Molly called Daniel every Wednesday after his weekly dinner with their mother. She told Freddie she wanted to be supportive, but Freddie suggested she was just trying to cling to Daniel’s devoted-child shirttails.

“Did you have a good time with Mom tonight?” Molly asked her brother. “Did you have a nice dinner?”

“I didn’t go. She said she was too tired.”

“She told you not to come? That doesn’t sound good. Is she sick?”

“No. She said she had lunch with a friend and they walked in the park and she got tired.”

“Yeah? Natalie?”

“No.”

“Well, who, Daniel? You’re being weird and mysterious.”

“That guy. That Karl guy.”





36

Molly called her mother to tell her the plans she and Daniel had made for Passover.
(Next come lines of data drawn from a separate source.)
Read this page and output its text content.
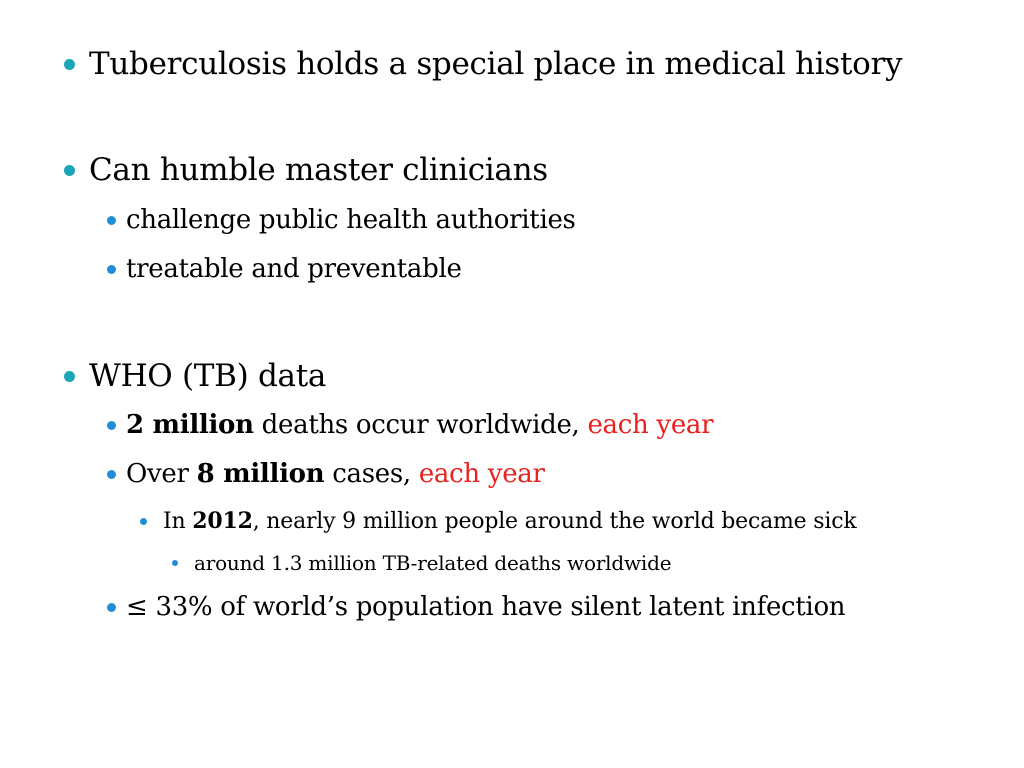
Tuberculosis holds a special place in medical history
Can humble master clinicians
challenge public health authorities
treatable and preventable
WHO (TB) data
2 million deaths occur worldwide, each year
Over 8 million cases, each year
In 2012 , nearly 9 million people around the world became sick
around 1.3 million TB-related deaths worldwide
≤ 33% of world’s population have silent latent infection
Their first Passover without their father.

“We’re all going to come. We’ll have a real family Passover.”

“At the apartment? Without Daddy?”

“It will give us a chance to be together and honor him,” Molly said. “As a family.”

Joy tried to picture the family gathered around the table without Aaron.

“No, no,” she said. “No. Not this year. Not yet.”

“Daniel and I worked it all out. We’ll take care of the food, of course. You won’t have anything to worry about.”

“It will be too sad,” Joy said. “I think it will be too sad. Everyone there but your father.”

“We’ll all be together, Mom.”

At the coffee shop that night, Joy saw Karl, as she had hoped she would.

“I don’t want this seder,” she told him. “It’s just too soon. Why can’t they wait till next year?”

“Who knows if we’ll be here next year,” Karl said.

“That’s cheerful.”

“Well.”

Joy tried to explain it to him. “Just picture it,” she said. “The whole family. Picture the whole family, picture Danny, Molly, the wives, the grandchildren, me. And no Aaron. It’s like one of those photographs from Russia where they scratch out Trotsky.”

“I guess you could invite more people,” he said. “Dilute it a little, like soup. Invite other people.”

“Other people,” Joy said. It was a brilliant plan. “Other people!”